Am 15. April 1881 wurde Leo Walecka ins Gefängnis in Stein ([zu Krems an der Donau], Niederösterreich) eingeliefert, wo er sich für Einzelhaft entschied, die er als politischer Gefangener verbüßte. Dies hätte ihm die Möglichkeit gegeben, sich mit geistiger Arbeit nach seiner Wahl beschäftigen zu können. Dennoch wurde ihm als Beschäftigung das Malen von Briefpapierköpfen und Kuverts zugewiesen, wohl weil er nicht nur wegen des politischen Verbrechens des Hochverrats, sondern auch wegen des nichtpolitischen Verbrechens der Majestätsbeleidigung verurteilt worden war. Somit war sein Status als politischer Häftling nicht ganz geklärt. Die Haftbedingungen waren schrecklich: Im Winter 1881/1882 war es dort so kalt, dass Walecka in seiner Zelle die Finger erfroren.

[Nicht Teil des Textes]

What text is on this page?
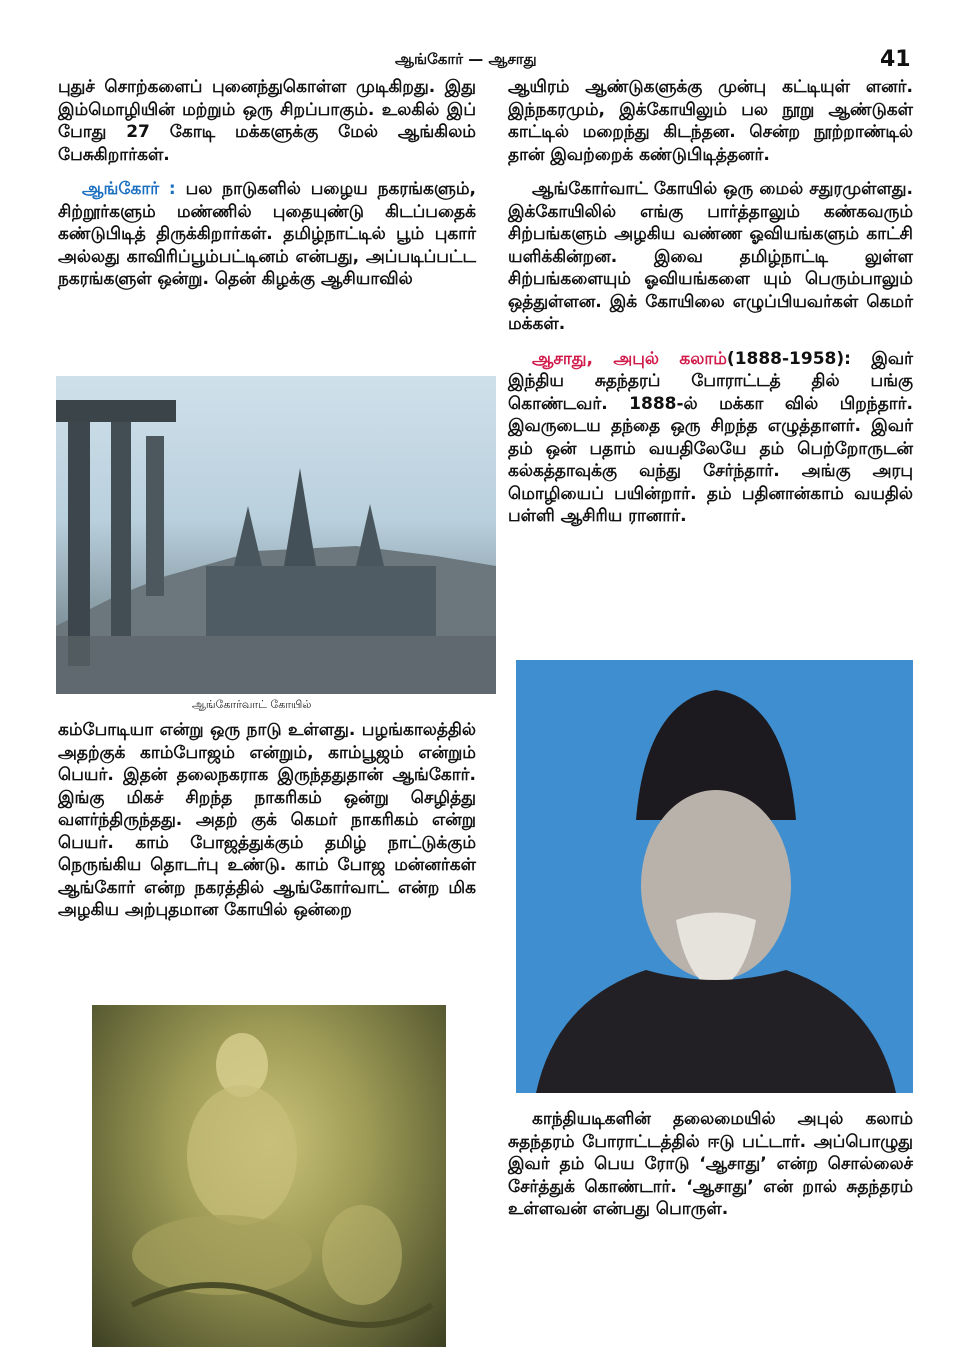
ஆங்கோர் — ஆசாது	41

புதுச் சொற்களைப் புனைந்துகொள்ள முடிகிறது. இது இம்மொழியின் மற்றும் ஒரு சிறப்பாகும். உலகில் இப் போது 27 கோடி மக்களுக்கு மேல் ஆங்கிலம் பேசுகிறார்கள்.

ஆங்கோர் : பல நாடுகளில் பழைய நகரங்களும், சிற்றூர்களும் மண்ணில் புதையுண்டு கிடப்பதைக் கண்டுபிடித் திருக்கிறார்கள். தமிழ்நாட்டில் பூம் புகார் அல்லது காவிரிப்பூம்பட்டினம் என்பது, அப்படிப்பட்ட நகரங்களுள் ஒன்று. தென் கிழக்கு ஆசியாவில்

ஆங்கோர்வாட் கோயில்

கம்போடியா என்று ஒரு நாடு உள்ளது. பழங்காலத்தில் அதற்குக் காம்போஜம் என்றும், காம்பூஜம் என்றும் பெயர். இதன் தலைநகராக இருந்ததுதான் ஆங்கோர். இங்கு மிகச் சிறந்த நாகரிகம் ஒன்று செழித்து வளர்ந்திருந்தது. அதற் குக் கெமர் நாகரிகம் என்று பெயர். காம் போஜத்துக்கும் தமிழ் நாட்டுக்கும் நெருங்கிய தொடர்பு உண்டு. காம் போஜ மன்னர்கள் ஆங்கோர் என்ற நகரத்தில் ஆங்கோர்வாட் என்ற மிக அழகிய அற்புதமான கோயில் ஒன்றை

ஆயிரம் ஆண்டுகளுக்கு முன்பு கட்டியுள் ளனர். இந்நகரமும், இக்கோயிலும் பல நூறு ஆண்டுகள் காட்டில் மறைந்து கிடந்தன. சென்ற நூற்றாண்டில் தான் இவற்றைக் கண்டுபிடித்தனர்.

ஆங்கோர்வாட் கோயில் ஒரு மைல் சதுரமுள்ளது. இக்கோயிலில் எங்கு பார்த்தாலும் கண்கவரும் சிற்பங்களும் அழகிய வண்ண ஓவியங்களும் காட்சி யளிக்கின்றன. இவை தமிழ்நாட்டி லுள்ள சிற்பங்களையும் ஓவியங்களை யும் பெரும்பாலும் ஒத்துள்ளன. இக் கோயிலை எழுப்பியவர்கள் கெமர் மக்கள்.

ஆசாது, அபுல் கலாம்(1888-1958): இவர் இந்திய சுதந்தரப் போராட்டத் தில் பங்கு கொண்டவர். 1888-ல் மக்கா வில் பிறந்தார். இவருடைய தந்தை ஒரு சிறந்த எழுத்தாளர். இவர் தம் ஒன் பதாம் வயதிலேயே தம் பெற்றோருடன் கல்கத்தாவுக்கு வந்து சேர்ந்தார். அங்கு அரபு மொழியைப் பயின்றார். தம் பதினான்காம் வயதில் பள்ளி ஆசிரிய ரானார்.

காந்தியடிகளின் தலைமையில் அபுல் கலாம் சுதந்தரம் போராட்டத்தில் ஈடு பட்டார். அப்பொழுது இவர் தம் பெய ரோடு ‘ஆசாது’ என்ற சொல்லைச் சேர்த்துக் கொண்டார். ‘ஆசாது’ என் றால் சுதந்தரம் உள்ளவன் என்பது பொருள்.
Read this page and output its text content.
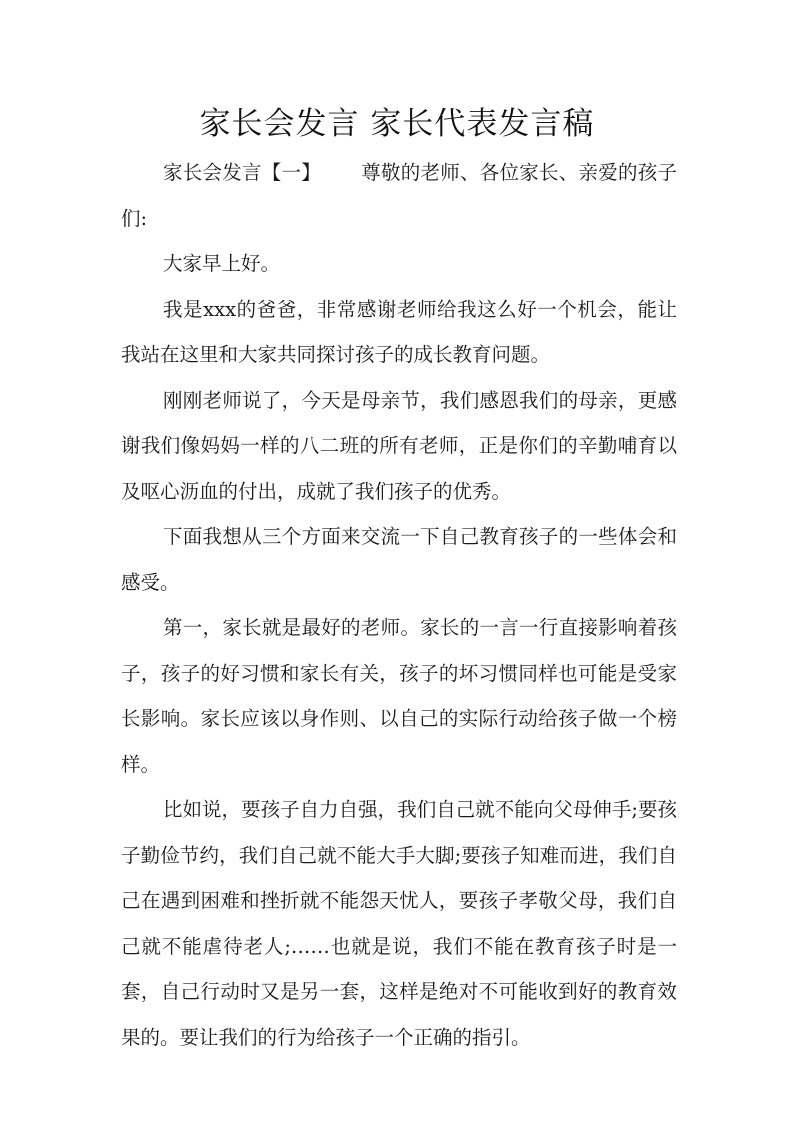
家长会发言 家长代表发言稿

家长会发言【一】 尊敬的老师、各位家长、亲爱的孩子们:

大家早上好。

我是xxx的爸爸，非常感谢老师给我这么好一个机会，能让我站在这里和大家共同探讨孩子的成长教育问题。

刚刚老师说了，今天是母亲节，我们感恩我们的母亲，更感谢我们像妈妈一样的八二班的所有老师，正是你们的辛勤哺育以及呕心沥血的付出，成就了我们孩子的优秀。

下面我想从三个方面来交流一下自己教育孩子的一些体会和感受。

第一，家长就是最好的老师。家长的一言一行直接影响着孩子，孩子的好习惯和家长有关，孩子的坏习惯同样也可能是受家长影响。家长应该以身作则、以自己的实际行动给孩子做一个榜样。

比如说，要孩子自力自强，我们自己就不能向父母伸手;要孩子勤俭节约，我们自己就不能大手大脚;要孩子知难而进，我们自己在遇到困难和挫折就不能怨天忧人，要孩子孝敬父母，我们自己就不能虐待老人;……也就是说，我们不能在教育孩子时是一套，自己行动时又是另一套，这样是绝对不可能收到好的教育效果的。要让我们的行为给孩子一个正确的指引。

Als Leo Walecka am 7. Jänner 1884 aus der Haft entlassen wurde, wollten ihm die Genossinnen und Genossen am Wiener Westbahnhof einen großen Empfang bereiten. Walecka hätte von Josef Peukert (1855–1910) von Stein an der Donau abgeholt werden sollen, doch kam es nicht dazu, weil Walecka bereits etwas früher entlassen und auf einem anderen Weg nach Wien gebracht worden war. Davon hatten aber die Wiener Genossinnen und Genossen keine Ahnung. Die Gegend um den Westbahnhof, von Fünfhaus (Niederösterreich [zu Wien 15.]) bis Währing (Niederösterreich [zu Wien 18.]), wurde von berittener Polizei und Militär besetzt, um die zum Bahnhof strömenden Arbeiterinnen und Arbeiter aufzuhalten. Dieses Großaufgebot führte zu kleineren Straßenschlachten. Da ein Arbeiterfest, das man am 13. Jänner 1884 zu Ehren Leo Waleckas veranstalten wollte, verboten wurde, wurde das zweite Gründungsfest des Wiener »Allgemeinen Arbeitervereins« am 27. Jänner 1884 hierzu umfunktioniert. Es war dies die letzte große Veranstaltung der Wiener Radicalen vor der Verhängung der Ausnahmsverordnungen vom 30. Jänner 1884 über die Gerichtsbezirke Wien und Korneuburg (Niederösterreich). Leo Walecka sollte nach seiner Entlassung auch wieder eine wichtige Rolle unter den Wiener Radicalen spielen. So sollte er im Falle einer Verhaftung von Josef Peukert an dessen Stelle treten, und er wurde auch in das Herausgeberkomitee der Zeitung »Die Zukunft« (Wien) gewählt. Als er versuchte, die Gelder aus der Redaktion zur Unterstützung Verfolgter zu retten, wurde er verhaftet und mehrere Tage festgehalten.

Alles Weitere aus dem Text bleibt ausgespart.